The NSW state government is under pressure to transfer the Ruby Princess and its crew of more than 1000 - including 200 with symptoms of COVID-19 - from its Port Kembla berth to the Overseas Passenger Terminal at Circular Quay, closer to larger hospitals and medical resources.
Politicians and union representatives have criticised the decision by NSW Police to dock the ship "in a covert operation" overnight at a grain terminal facility in the Illawarra rather than in Sydney Harbour where the Overseas Passenger Terminal remains empty.
Dean Summers, national co-ordinator of the International Transport Workers' Federation, says the ship's estimated 200 ill crew should be moved closer to the best medical attention, describing the decision to dock the ship in the Illawarra as a politically-influenced one with the intention to effectively conceal the vessel.
"[The state government] doesn't need a political response, it doesn't need an industrial response it needs an emergency humanitarian response," Mr Summers said. "This a problem of the NSW government's own making. It could have only been a political decision to turn the ship away from Sydney and hide it in a grain terminal."
Ryan Park, the NSW Opposition health spokesman and local member for the Illawarra electorate of Keira, says sick crew members from the Ruby Princess could place an "enormous strain" on Wollongong Hospital and its intensive care unit.
"Why would you bring a toxic ship down to a regional port and potentially overrun our local hospital?" Mr Park said. "We want the crew on board to be treated properly so why would you take the ship away from where the majority of health and hospital services are in Sydney?"
Two crew members were taken to a Sydney hospital before the ship headed south.
Mr Summers says news of the treatment of North American crew aboard the Ruby Princess has angered their families overseas. There are at least 50 nationalities aboard the ship, including Filipinos, Indonesians and Indians.

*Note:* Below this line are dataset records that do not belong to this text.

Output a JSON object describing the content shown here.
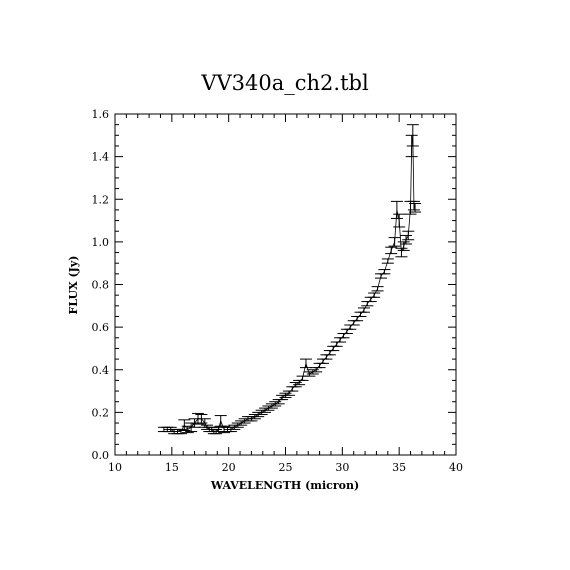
{
  "chart_data": {
    "type": "line",
    "title": "VV340a_ch2.tbl",
    "xlabel": "WAVELENGTH (micron)",
    "ylabel": "FLUX (Jy)",
    "xlim": [
      10,
      40
    ],
    "ylim": [
      0.0,
      1.6
    ],
    "xticks": [
      "10",
      "15",
      "20",
      "25",
      "30",
      "35",
      "40"
    ],
    "yticks": [
      "0.0",
      "0.2",
      "0.4",
      "0.6",
      "0.8",
      "1.0",
      "1.2",
      "1.4",
      "1.6"
    ],
    "grid": false,
    "series": [
      {
        "name": "",
        "x": [
          14.3,
          14.6,
          14.9,
          15.2,
          15.5,
          15.8,
          16.1,
          16.4,
          16.7,
          17.0,
          17.3,
          17.6,
          17.9,
          18.1,
          18.3,
          18.5,
          18.7,
          18.9,
          19.1,
          19.3,
          19.6,
          19.9,
          20.2,
          20.5,
          20.8,
          21.1,
          21.4,
          21.7,
          22.0,
          22.3,
          22.6,
          22.9,
          23.2,
          23.5,
          23.8,
          24.1,
          24.4,
          24.7,
          25.0,
          25.3,
          25.6,
          25.9,
          26.2,
          26.5,
          26.8,
          27.1,
          27.4,
          27.7,
          28.0,
          28.3,
          28.6,
          28.9,
          29.2,
          29.5,
          29.8,
          30.1,
          30.4,
          30.7,
          31.0,
          31.3,
          31.6,
          31.9,
          32.2,
          32.5,
          32.8,
          33.1,
          33.4,
          33.7,
          34.0,
          34.3,
          34.6,
          34.8,
          35.0,
          35.2,
          35.4,
          35.6,
          35.8,
          36.0,
          36.1,
          36.2,
          36.3,
          36.4
        ],
        "y": [
          0.12,
          0.12,
          0.12,
          0.11,
          0.11,
          0.11,
          0.14,
          0.12,
          0.13,
          0.15,
          0.17,
          0.17,
          0.15,
          0.13,
          0.12,
          0.12,
          0.11,
          0.11,
          0.12,
          0.16,
          0.12,
          0.12,
          0.12,
          0.13,
          0.14,
          0.15,
          0.16,
          0.17,
          0.17,
          0.18,
          0.19,
          0.2,
          0.21,
          0.22,
          0.23,
          0.24,
          0.25,
          0.27,
          0.28,
          0.29,
          0.31,
          0.33,
          0.34,
          0.36,
          0.43,
          0.38,
          0.39,
          0.4,
          0.42,
          0.44,
          0.46,
          0.48,
          0.5,
          0.52,
          0.54,
          0.56,
          0.58,
          0.6,
          0.62,
          0.64,
          0.66,
          0.68,
          0.71,
          0.73,
          0.75,
          0.78,
          0.84,
          0.86,
          0.91,
          0.96,
          1.0,
          1.15,
          1.1,
          0.95,
          0.98,
          1.01,
          1.03,
          1.16,
          1.45,
          1.5,
          1.17,
          1.16
        ],
        "err": [
          0.01,
          0.01,
          0.01,
          0.01,
          0.01,
          0.01,
          0.025,
          0.015,
          0.02,
          0.02,
          0.025,
          0.02,
          0.02,
          0.01,
          0.01,
          0.01,
          0.01,
          0.01,
          0.01,
          0.025,
          0.015,
          0.01,
          0.01,
          0.01,
          0.01,
          0.01,
          0.01,
          0.01,
          0.01,
          0.01,
          0.01,
          0.01,
          0.01,
          0.01,
          0.01,
          0.01,
          0.01,
          0.01,
          0.01,
          0.01,
          0.01,
          0.01,
          0.01,
          0.01,
          0.02,
          0.01,
          0.01,
          0.01,
          0.01,
          0.01,
          0.01,
          0.01,
          0.01,
          0.01,
          0.01,
          0.01,
          0.01,
          0.01,
          0.01,
          0.01,
          0.01,
          0.01,
          0.01,
          0.01,
          0.01,
          0.01,
          0.01,
          0.01,
          0.01,
          0.015,
          0.02,
          0.04,
          0.03,
          0.02,
          0.02,
          0.02,
          0.02,
          0.03,
          0.05,
          0.05,
          0.02,
          0.02
        ]
      }
    ]
  }
}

Eleven passengers from the Ruby Princess have died from the effects of COVID-19 and the plight of the ship's lowly-paid crew members has put a spotlight on the international cruise industry.
Cruise liners such as the Ruby Princess, whose home port is notionally Hamilton, the tiny capital of Bermuda, are registered in tax effective "flag of convenience" countries with labour regulations incompatible to countries such as Australia.
Filipinos tend to be the dominant nationality of crews aboard cruise ships with their earnings typically being remitted to their homeland as a means of supporting their families and communities. Such remittances greatly underpin The Philippines' economy with cruise ship crew members certain to be unemployed once they return home.
"If the remittances aren't received it doesn't just affect the immediate family but whole communities," Mr Summers said. "That money's not for second mortgages, it's about survival and to put food on the table and to educate children."
Philippines authorities are expecting one of the biggest repatriations of Filipino seafarers by the end of April, according to a report in the Manila Standard, with at least 15,000 crew members due to return on ships, including those aboard Royal Caribbean vessels that were turned away from Australian waters at the weekend.